MacDailyNews Take: Which one goes belly up first, Nokia or RIM?

[Thanks to MacDailyNews Reader “Carl H.” for the heads up.]

32 Comments

      1. RIMM. MSFT will pull a Google and takeover Nokia. It’s MSFT’s last chance to remain relevant in the mobile world, and Ballmer will spend any amount to secure a place at the table.

        Google’s “Android” will die from lack of manufacturing partners. Samsung will takeover development of the open source code with the ultimate fork.

  1. The Finnish Govt might help Nokia however I doubt the Canadians will give a hoot about the dumb a$$ folks at RIM. That was one huge “golden parachute” the two big boys got.

  2. This is the time Apple should get out their cash mountain and buy NOKIA. – for 2 reasons,
    1. They own a shed full of mobile patents and still have some of the best mobile tech skills and tech – their phones rarely drop out; unlike others I could mention.
    2. It would stuff MicroShaft

  3. One would suspect that preening Nokia for sale to MSFT has been Elop’s strategy all along.

    Nokia and/or RIM will be taken over soon, now that the price is right. No large corporation actually goes belly-up in the modern world, they just merge. As we all know, winning is privatized, losing is socialized.

  4. RIM still has a millions of Corporate IT DORK controlled users in the work force, as long as these Power Tripping MS/DORKS has IT power, RIM can survive for a very long time!

  5. Nokia gets Rimmed has Microsoft flushes the loo.

    Elop’s plan to devalue Nokia so much that it becomes a cheap buy for Microsoft then, returning to Microsoft employment as a Microsoft hero, is right on track.

    1. seems “practical”, but I would imagine Nokia shareholders that lost big time would find the right lawyers, which in itself would be fun to watch monkey boy dance to, but if there is a merger, E-slop’s rewards would be in the form of a parachute.

    1. StarTrek X never happened. It’s so off-canon, it’s not even funny. JJ Abrahams should be shot in front of his family for destroying all of Star Trek for cheap effects.

      Pulled out of the same trash can as Indy 4, StarWars 1-3 (the new ones), etc.

  6. MDN sez: Which one goes belly up first, Nokia or RIM?

    Last week I would have said RIM. But this week, having surprisingly underestimated just how much the public HATES Microsoft Metro phones, I’m betting on Nokia crossing The Oblivion Line first. I wish it were not so.

    If you lie down with dogs, you’ll get up with fleas.” Bad move Nokia. We warned you.

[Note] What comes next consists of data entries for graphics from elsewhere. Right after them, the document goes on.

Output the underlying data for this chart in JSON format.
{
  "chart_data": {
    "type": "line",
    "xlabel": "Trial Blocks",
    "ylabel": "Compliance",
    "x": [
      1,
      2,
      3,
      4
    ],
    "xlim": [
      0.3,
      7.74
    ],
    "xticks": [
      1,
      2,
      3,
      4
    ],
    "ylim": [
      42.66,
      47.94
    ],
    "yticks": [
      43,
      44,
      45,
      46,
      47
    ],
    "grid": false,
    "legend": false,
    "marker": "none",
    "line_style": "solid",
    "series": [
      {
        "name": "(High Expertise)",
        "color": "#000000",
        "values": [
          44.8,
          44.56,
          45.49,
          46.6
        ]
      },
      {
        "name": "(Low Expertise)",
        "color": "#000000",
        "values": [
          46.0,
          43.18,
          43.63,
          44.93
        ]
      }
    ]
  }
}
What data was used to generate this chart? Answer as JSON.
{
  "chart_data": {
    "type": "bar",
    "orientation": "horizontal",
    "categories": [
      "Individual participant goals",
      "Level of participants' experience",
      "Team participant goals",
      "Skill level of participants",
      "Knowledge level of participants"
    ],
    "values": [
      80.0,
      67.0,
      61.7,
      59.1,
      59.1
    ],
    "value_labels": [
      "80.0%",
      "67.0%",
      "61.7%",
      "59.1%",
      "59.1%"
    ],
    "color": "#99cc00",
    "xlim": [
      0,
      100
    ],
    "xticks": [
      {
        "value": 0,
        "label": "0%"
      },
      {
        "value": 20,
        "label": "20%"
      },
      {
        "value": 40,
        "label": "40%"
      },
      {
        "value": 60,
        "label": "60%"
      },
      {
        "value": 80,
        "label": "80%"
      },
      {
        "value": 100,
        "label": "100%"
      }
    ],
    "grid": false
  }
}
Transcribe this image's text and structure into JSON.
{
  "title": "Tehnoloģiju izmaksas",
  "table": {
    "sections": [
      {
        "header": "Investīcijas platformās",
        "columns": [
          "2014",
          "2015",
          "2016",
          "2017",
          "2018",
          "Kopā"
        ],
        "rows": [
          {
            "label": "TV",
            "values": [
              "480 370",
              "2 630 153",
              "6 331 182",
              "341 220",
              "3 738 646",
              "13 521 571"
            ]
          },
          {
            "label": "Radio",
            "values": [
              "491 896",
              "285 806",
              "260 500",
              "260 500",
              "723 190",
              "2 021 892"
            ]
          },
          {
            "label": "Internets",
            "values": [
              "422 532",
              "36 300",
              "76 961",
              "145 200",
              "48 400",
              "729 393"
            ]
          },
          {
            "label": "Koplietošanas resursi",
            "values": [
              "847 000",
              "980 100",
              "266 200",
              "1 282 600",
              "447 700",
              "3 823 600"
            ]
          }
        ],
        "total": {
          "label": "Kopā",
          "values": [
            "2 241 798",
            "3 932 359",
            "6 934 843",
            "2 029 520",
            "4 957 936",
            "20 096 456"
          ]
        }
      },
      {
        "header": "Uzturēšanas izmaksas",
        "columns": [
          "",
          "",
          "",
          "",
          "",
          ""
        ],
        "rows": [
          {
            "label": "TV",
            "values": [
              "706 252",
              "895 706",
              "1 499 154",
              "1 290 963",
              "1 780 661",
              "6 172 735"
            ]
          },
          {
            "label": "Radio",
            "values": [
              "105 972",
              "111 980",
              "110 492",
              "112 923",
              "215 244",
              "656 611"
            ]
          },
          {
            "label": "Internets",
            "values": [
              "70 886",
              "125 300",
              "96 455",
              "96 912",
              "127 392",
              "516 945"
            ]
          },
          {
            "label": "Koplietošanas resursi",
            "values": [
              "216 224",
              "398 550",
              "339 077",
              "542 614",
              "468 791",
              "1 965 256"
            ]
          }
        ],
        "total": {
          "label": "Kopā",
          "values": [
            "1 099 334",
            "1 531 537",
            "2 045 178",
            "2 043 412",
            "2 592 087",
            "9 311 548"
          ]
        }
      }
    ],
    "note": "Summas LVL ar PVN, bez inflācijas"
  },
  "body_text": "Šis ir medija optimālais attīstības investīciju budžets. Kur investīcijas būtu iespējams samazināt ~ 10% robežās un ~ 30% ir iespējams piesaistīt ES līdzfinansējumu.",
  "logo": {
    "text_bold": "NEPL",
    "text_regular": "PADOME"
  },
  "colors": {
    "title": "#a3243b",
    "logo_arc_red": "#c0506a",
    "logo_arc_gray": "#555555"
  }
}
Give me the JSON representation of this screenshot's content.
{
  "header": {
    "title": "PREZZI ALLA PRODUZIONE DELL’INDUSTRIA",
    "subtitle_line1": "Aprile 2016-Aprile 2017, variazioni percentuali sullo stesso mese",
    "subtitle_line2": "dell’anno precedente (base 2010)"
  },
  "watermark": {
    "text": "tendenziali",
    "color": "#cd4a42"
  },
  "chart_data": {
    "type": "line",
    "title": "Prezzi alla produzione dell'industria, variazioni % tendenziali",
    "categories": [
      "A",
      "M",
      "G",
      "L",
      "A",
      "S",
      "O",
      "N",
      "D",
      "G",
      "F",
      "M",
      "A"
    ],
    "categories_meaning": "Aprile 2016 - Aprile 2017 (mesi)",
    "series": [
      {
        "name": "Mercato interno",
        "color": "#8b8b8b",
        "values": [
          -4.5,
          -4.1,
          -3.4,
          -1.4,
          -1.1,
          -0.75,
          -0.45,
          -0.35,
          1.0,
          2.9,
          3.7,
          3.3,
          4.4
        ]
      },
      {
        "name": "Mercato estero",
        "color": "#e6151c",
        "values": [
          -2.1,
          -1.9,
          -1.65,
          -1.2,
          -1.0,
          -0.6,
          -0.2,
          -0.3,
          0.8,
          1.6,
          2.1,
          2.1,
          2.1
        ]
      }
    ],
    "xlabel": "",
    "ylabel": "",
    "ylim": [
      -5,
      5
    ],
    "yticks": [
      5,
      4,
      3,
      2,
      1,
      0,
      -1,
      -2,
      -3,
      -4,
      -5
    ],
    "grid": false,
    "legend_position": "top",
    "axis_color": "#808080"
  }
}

  7. “If we want to move forward and see Apple healthy and prospering again, we have to let go of a few things here. We have to let go of this notion that for Apple to win, Microsoft has to lose. We have to embrace a notion that for Apple to win, Apple has to do a really good job. And if others are going to help us that’s great, because we need all the help we can get, and if we screw up and we don’t do a good job, it’s not somebody else’s fault, it’s our fault. So I think that is a very important perspective. If we want Microsoft Office on the Mac, we better treat the company that puts it out with a little bit of gratitude; we like their software. So, the era of setting this up as a competition between Apple and Microsoft is over as far as I’m concerned. This is about getting Apple healthy, this is about Apple being able to make incredibly great contributions to the industry and to get healthy and prosper again.”

    -Steve Jobs (during 1997 corporate collaboraton announcement between Apple and Microsoft.